The Democrats will also go after the other GOP convention speakers, Woodhouse added, charging that "many" of them "represent the most extreme and intolerant voices of their party."
The idea of infiltrating the other party's convention city is neither new nor unique to the Democrats. Because the conventions are staggered, the media glare tends to favor one party at a time during convention season — a dynamic largely allowing each side to spend a week trumpeting its own strengths and messages without much push-back from dissenting voices.

Romney and the Republicans, of course, will own the headlines in Tampa, just like the Democrats will be the stars of the convention coverage from Charlotte, N.C., a week later.

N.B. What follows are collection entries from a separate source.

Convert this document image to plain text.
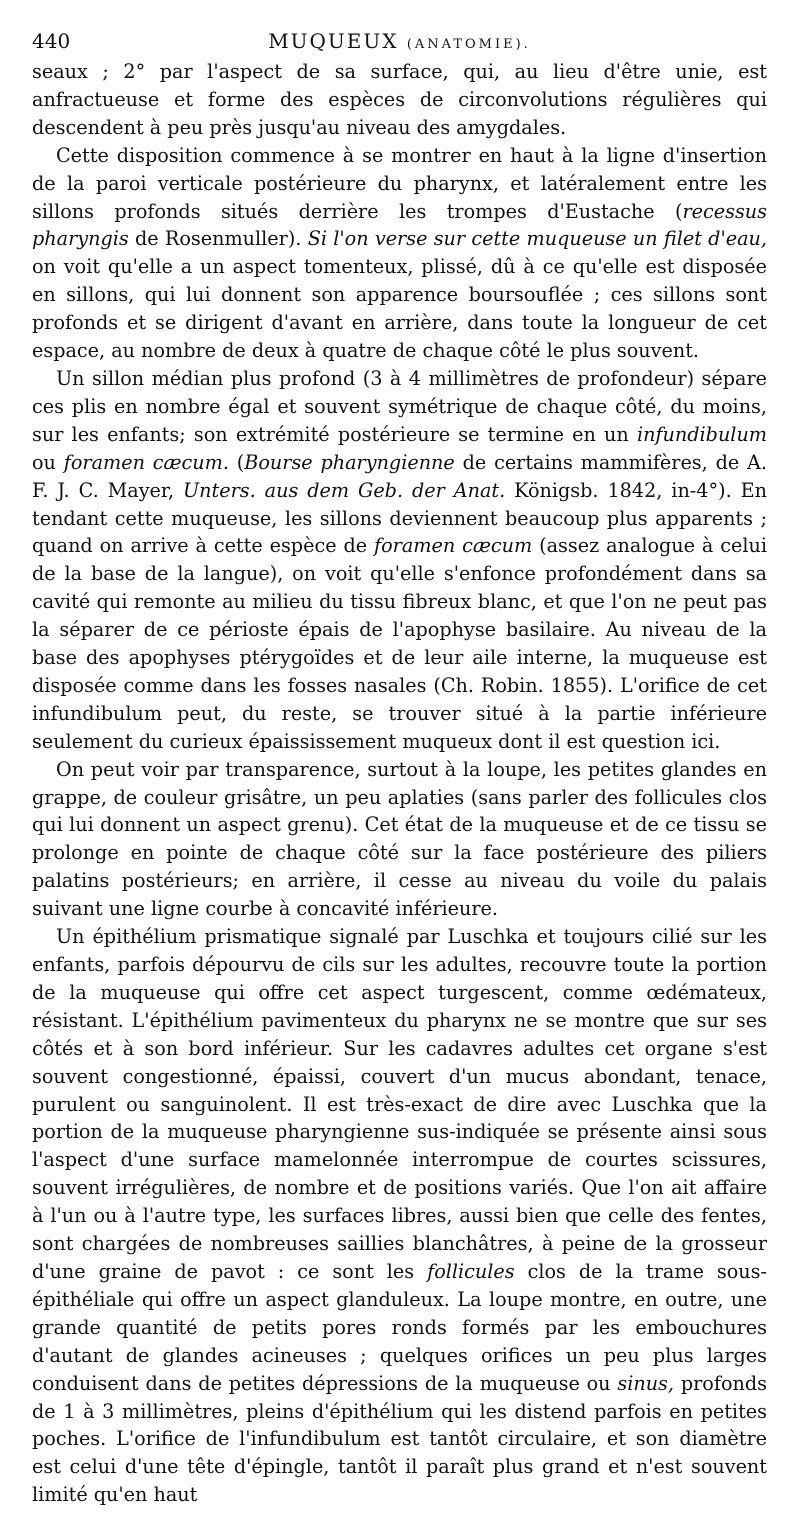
440	MUQUEUX (ANATOMIE).

seaux ; 2° par l'aspect de sa surface, qui, au lieu d'être unie, est anfractueuse et forme des espèces de circonvolutions régulières qui descendent à peu près jusqu'au niveau des amygdales.

Cette disposition commence à se montrer en haut à la ligne d'insertion de la paroi verticale postérieure du pharynx, et latéralement entre les sillons profonds situés derrière les trompes d'Eustache (recessus pharyngis de Rosenmuller). Si l'on verse sur cette muqueuse un filet d'eau, on voit qu'elle a un aspect tomenteux, plissé, dû à ce qu'elle est disposée en sillons, qui lui donnent son apparence boursouflée ; ces sillons sont profonds et se dirigent d'avant en arrière, dans toute la longueur de cet espace, au nombre de deux à quatre de chaque côté le plus souvent.

Un sillon médian plus profond (3 à 4 millimètres de profondeur) sépare ces plis en nombre égal et souvent symétrique de chaque côté, du moins, sur les enfants; son extrémité postérieure se termine en un infundibulum ou foramen cæcum. (Bourse pharyngienne de certains mammifères, de A. F. J. C. Mayer, Unters. aus dem Geb. der Anat. Königsb. 1842, in-4°). En tendant cette muqueuse, les sillons deviennent beaucoup plus apparents ; quand on arrive à cette espèce de foramen cæcum (assez analogue à celui de la base de la langue), on voit qu'elle s'enfonce profondément dans sa cavité qui remonte au milieu du tissu fibreux blanc, et que l'on ne peut pas la séparer de ce périoste épais de l'apophyse basilaire. Au niveau de la base des apophyses ptérygoïdes et de leur aile interne, la muqueuse est disposée comme dans les fosses nasales (Ch. Robin. 1855). L'orifice de cet infundibulum peut, du reste, se trouver situé à la partie inférieure seulement du curieux épaississement muqueux dont il est question ici.

On peut voir par transparence, surtout à la loupe, les petites glandes en grappe, de couleur grisâtre, un peu aplaties (sans parler des follicules clos qui lui donnent un aspect grenu). Cet état de la muqueuse et de ce tissu se prolonge en pointe de chaque côté sur la face postérieure des piliers palatins postérieurs; en arrière, il cesse au niveau du voile du palais suivant une ligne courbe à concavité inférieure.

Un épithélium prismatique signalé par Luschka et toujours cilié sur les enfants, parfois dépourvu de cils sur les adultes, recouvre toute la portion de la muqueuse qui offre cet aspect turgescent, comme œdémateux, résistant. L'épithélium pavimenteux du pharynx ne se montre que sur ses côtés et à son bord inférieur. Sur les cadavres adultes cet organe s'est souvent congestionné, épaissi, couvert d'un mucus abondant, tenace, purulent ou sanguinolent. Il est très-exact de dire avec Luschka que la portion de la muqueuse pharyngienne sus-indiquée se présente ainsi sous l'aspect d'une surface mamelonnée interrompue de courtes scissures, souvent irrégulières, de nombre et de positions variés. Que l'on ait affaire à l'un ou à l'autre type, les surfaces libres, aussi bien que celle des fentes, sont chargées de nombreuses saillies blanchâtres, à peine de la grosseur d'une graine de pavot : ce sont les follicules clos de la trame sous-épithéliale qui offre un aspect glanduleux. La loupe montre, en outre, une grande quantité de petits pores ronds formés par les embouchures d'autant de glandes acineuses ; quelques orifices un peu plus larges conduisent dans de petites dépressions de la muqueuse ou sinus, profonds de 1 à 3 millimètres, pleins d'épithélium qui les distend parfois en petites poches. L'orifice de l'infundibulum est tantôt circulaire, et son diamètre est celui d'une tête d'épingle, tantôt il paraît plus grand et n'est souvent limité qu'en haut
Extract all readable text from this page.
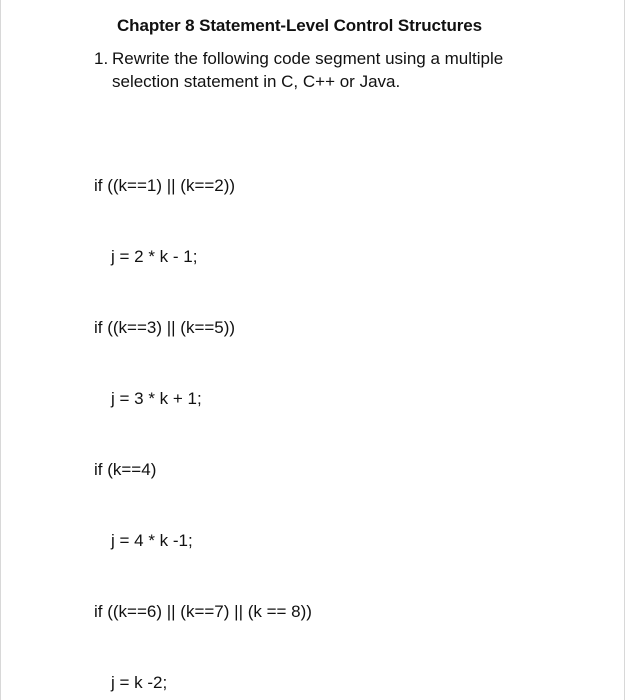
Chapter 8 Statement-Level Control Structures
1. Rewrite the following code segment using a multiple
selection statement in C, C++ or Java.

if ((k==1) || (k==2))

j = 2 * k - 1;

if ((k==3) || (k==5))

j = 3 * k + 1;

if (k==4)

j = 4 * k -1;

if ((k==6) || (k==7) || (k == 8))

j = k -2;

The parties historically get a bump in the polls during these self-celebrating events.

The behind-the-lines war rooms are designed to give the opposing party an on-the-ground opportunity to rain on the host party's parade.

Toward that end, the DNC will host daily press events in Tampa "illustrating how out of step Mitt Romney and his policies are with seniors, students veterans and middle class families," Woodhouse said.

There's another more practical reason that both parties want a physical presence at the opponent's convention: not much happens at these events, lending operatives on both sides of the aisle the opportunity to pitch ideas to the swarms of story-hungry reporters who converge on them.

Indeed, for all the hoopla and headlines surrounding the official nominating parties — and for all the A-list figures lining up to attend — the conventions have lost much of the substance and mystery that once defined the four-year events. Barring an enormous plot twist in the next few days, Romney and President Obama are all but certain to walk away the presidential nominees. The rest is largely fluff.

"The conventions aren't the easiest places to find stories, quite honestly," said one Democratic leadership aide, "so [an opposition war room] gives you on-site people to respond to things."

Not that the Republicans won't have their own chance to play spoiler. Obama and the Democrats will be gathering in Charlotte during the first week of September, and GOP operatives have been busy preparing a push-back strategy of their own.